More than two years of talks to end decades of civil war in the nation’s rugged borderlands have gained momentum in recent weeks, with the government eager to reach a deal before November’s general election.
But hopes for a nationwide ceasefire have crumbled after several rebel groups refused to sign an agreement without the inclusion of all insurgent forces — notably some smaller organizations locked in conflict with the army.
“The NCA (Nationwide Ceasefire Agreement) will be signed on October 15 in Naypyidaw,” Hla Maung Shwe, a senior member of the government’s negotiating team, told AFP, adding that eight groups including the prominent Karen National Union were on board.
“We will keep inviting all ethnic armed groups to sign,” he said, referring to the 15 rebel organizations the government has agreed to negotiate with.
Major groups including the Kachin Independence Army have refused to sign the agreement, and clashes between them and government troops have intensified in recent weeks as the negotiations reach a critical juncture.
On Saturday a confederation of ethnic armed groups urged the international community to support efforts for “genuine political dialogue and peace” in Myanmar.
“As the NCA is going to be signed by only some organizations, it cannot be a decisive and complete one,” the United Nationalities Federal Council said in a statement.
Myanmar’s government had agreed to allow 15 ethnic armed groups to sign the deal, but rejected some half a dozen organizations put forward by a consortium of ethnic minority armies seeking full inclusion in the ceasefire.
At a meeting between some ethnic armed groups and government officials at the Myanmar Peace Center in Yangon earlier Sunday, chief government peace negotiator Aung Min said the army “had no intention to launch an offensive against these groups because they didn’t sign the NCA.”
“It wasn’t an easy decision for our government to make to continue with the NCA because the northern groups are not ready to sign,” he said, according to a transcript of his opening speech on the center’s Facebook page, referring to forces including the KIA.
Aung Min added that the government “accepts all-inclusiveness in principle” and would seek ways in which other groups could take part.
The ceasefire deal will be signed in the presence of local and international witnesses, according to Hla Maung Shwe.
He said the government would also invite opposition leader Aung San Suu Kyi, whose party is contesting its first general election in a quarter of a century on November 8.
Conflict in Myanmar’s northernmost state of Kachin has left some 100,000 people displaced since a ceasefire deal collapsed soon after the end of junta rule in 2011.
Fighting between government troops and rebels also erupted this year in the Kokang region of the northern state of Shan, causing tens of thousands of people to flee their homes, many into China.

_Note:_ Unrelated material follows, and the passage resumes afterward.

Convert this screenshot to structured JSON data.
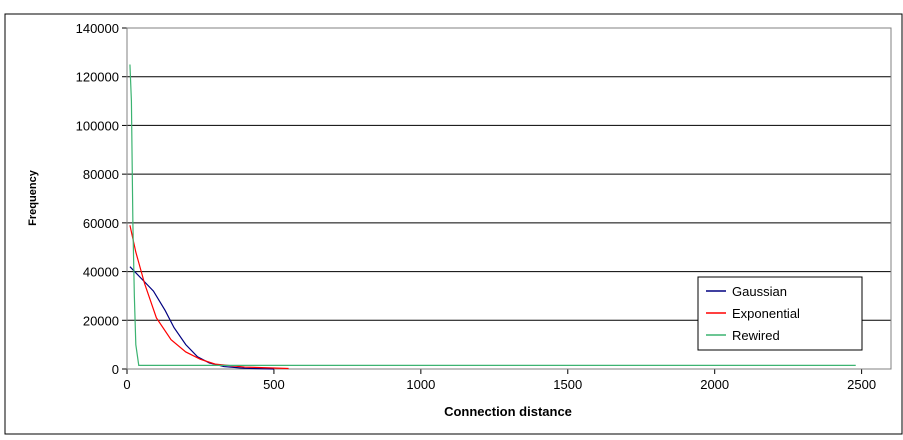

Most have since returned.
President Thein Sein’s quasi-civilian government, which took power four years ago, sees a nationwide ceasefire as opening the way to more complex political dialogue and questions of federalism.
The army, which ruled for almost half a century, asserted its legitimacy by stamping its own concept of unity on the diverse nation, and was accused of widespread abuses across ethnic minority areas.